FLUTECT®. FLUTECT material was developed through the collaborative research of Shikibo Ltd., Osaka, and the National Institute of Animal Health. It has also been used in flat-pleated masks and shown to be effective against avian influenza. In experiments using influenza viruses H3N8 and H5N1, “when FLUTECT was sensitized to the viruses,” says Tsujimoto of Shikibo, “the virus infection value decreased below the measurable limit. This indicates its anti-viral effect, which is very rapid, and FLUTECT retains its anti-virus performance even after 50 washings.”

FLUTECT can also be applied to material post-processing—for example, poultry workers’ clothing, uniforms for the food industry, lab coats for research and medical institutions, and clothing for nursing care. FLUTECT’s surgical mask was introduced to the market in 2007 and has 99 percent BFE.

Shikibo has recently developed an N95 mask with FLUTECT. The N95 standard, certified by the U.S. National Institute of Occupational Safety and Health (NIOSH) and used internationally, means that the product collects at least 95 percent of airborne particles (0.1–0.3 micrometers) and can be used by medical professionals.

Planning is critical

Winter 2008–2009 saw many Japanese wearing protective masks to prevent bird flu and seasonal influenza.

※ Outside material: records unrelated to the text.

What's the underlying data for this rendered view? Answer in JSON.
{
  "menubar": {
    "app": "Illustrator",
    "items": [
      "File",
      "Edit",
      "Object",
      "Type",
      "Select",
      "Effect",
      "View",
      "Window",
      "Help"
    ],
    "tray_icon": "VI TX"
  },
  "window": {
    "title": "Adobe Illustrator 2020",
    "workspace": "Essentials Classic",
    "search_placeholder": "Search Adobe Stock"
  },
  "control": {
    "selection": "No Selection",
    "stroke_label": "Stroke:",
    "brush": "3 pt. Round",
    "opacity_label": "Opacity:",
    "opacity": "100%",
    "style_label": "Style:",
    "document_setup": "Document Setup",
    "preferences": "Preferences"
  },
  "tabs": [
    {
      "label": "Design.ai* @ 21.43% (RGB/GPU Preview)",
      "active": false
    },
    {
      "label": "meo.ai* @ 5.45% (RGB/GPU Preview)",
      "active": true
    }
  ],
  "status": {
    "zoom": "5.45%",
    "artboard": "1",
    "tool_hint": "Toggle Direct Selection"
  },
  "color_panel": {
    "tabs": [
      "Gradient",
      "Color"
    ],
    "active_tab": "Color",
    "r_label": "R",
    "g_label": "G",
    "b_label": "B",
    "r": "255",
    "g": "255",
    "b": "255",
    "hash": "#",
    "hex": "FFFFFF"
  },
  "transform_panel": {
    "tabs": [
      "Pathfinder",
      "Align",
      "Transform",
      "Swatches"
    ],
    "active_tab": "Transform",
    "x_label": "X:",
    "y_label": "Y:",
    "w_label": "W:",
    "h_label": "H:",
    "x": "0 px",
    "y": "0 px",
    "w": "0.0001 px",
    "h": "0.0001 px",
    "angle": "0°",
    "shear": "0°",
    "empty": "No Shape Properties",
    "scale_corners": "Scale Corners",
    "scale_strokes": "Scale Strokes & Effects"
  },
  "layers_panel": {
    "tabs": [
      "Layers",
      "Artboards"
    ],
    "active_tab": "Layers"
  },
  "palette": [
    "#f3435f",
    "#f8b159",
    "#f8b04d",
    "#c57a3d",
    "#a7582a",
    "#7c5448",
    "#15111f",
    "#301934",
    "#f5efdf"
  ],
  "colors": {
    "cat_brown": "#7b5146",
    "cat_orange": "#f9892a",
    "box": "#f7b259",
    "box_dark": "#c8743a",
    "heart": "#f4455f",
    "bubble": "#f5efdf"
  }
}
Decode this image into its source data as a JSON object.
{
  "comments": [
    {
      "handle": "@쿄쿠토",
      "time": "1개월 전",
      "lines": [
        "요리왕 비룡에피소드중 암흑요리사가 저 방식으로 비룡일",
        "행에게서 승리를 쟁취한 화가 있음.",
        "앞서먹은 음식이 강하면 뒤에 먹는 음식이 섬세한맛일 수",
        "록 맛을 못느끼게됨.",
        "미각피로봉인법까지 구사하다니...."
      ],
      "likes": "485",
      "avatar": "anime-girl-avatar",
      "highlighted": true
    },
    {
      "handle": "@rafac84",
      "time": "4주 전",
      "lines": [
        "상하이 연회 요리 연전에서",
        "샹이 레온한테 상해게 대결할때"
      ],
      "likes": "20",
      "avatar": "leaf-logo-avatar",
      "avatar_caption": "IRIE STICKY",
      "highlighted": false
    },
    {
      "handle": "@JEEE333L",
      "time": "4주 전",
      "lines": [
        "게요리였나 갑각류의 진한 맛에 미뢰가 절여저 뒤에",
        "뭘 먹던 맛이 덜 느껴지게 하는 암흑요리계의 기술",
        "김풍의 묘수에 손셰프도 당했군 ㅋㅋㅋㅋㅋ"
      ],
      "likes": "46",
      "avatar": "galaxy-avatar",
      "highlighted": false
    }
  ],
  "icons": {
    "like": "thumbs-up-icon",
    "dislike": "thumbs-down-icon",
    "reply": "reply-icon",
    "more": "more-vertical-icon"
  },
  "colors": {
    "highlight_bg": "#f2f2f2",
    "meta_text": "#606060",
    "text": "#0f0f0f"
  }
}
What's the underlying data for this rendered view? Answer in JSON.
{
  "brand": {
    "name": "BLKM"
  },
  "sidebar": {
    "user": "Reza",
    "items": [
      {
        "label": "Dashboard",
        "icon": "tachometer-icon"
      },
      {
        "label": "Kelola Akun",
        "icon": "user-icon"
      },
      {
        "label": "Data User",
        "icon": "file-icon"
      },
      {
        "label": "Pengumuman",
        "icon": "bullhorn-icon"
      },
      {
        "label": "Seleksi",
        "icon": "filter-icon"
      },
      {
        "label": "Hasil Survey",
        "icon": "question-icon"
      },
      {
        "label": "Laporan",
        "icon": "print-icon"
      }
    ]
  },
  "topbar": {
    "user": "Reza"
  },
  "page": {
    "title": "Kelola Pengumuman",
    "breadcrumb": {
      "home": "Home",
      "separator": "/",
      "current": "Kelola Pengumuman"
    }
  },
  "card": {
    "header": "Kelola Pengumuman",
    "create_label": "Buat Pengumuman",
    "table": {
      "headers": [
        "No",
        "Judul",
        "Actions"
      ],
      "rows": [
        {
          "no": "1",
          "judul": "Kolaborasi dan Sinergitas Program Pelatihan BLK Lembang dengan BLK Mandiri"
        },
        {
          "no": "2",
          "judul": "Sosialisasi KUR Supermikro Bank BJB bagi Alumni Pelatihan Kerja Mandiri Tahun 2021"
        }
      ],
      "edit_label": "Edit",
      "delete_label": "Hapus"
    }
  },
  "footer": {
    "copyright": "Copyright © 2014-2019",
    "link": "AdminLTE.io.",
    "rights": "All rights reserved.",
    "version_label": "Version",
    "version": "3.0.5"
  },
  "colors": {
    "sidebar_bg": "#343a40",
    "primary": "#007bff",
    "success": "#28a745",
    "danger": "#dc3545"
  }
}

Although public awareness of the potential pandemic is not yet widespread in Japan or the rest of Southeast and Central Asia, companies have created business continuity plans to adjust to limited employee attendance, and to continue operation in the event of a major outbreak. Many companies with offices in Southeast Asia insist on regular medical examinations of employees and their families, have stockpiled Tamiflu and masks for workers, and have put evacuation plans in place.

“Wearing and stockpiling the anti-virus mask is not the only [preventive] measure, but it is a must now. Supplying the anti-virus mask—and, if we go further, gloves, clothes and shelter—is one thing our industry can contribute to fight the pandemic,” says Sakakura.

The specialty fabric industry’s potential contributions can be vital in preventing a pandemic and protecting the global population from the threat of avian influenza and other contagious infections. The rapidly growing market for safety and protective products includes a wide variety of applications in institutional and personal health care.

Kikuko Tagawa is executive director of IFAI Japan.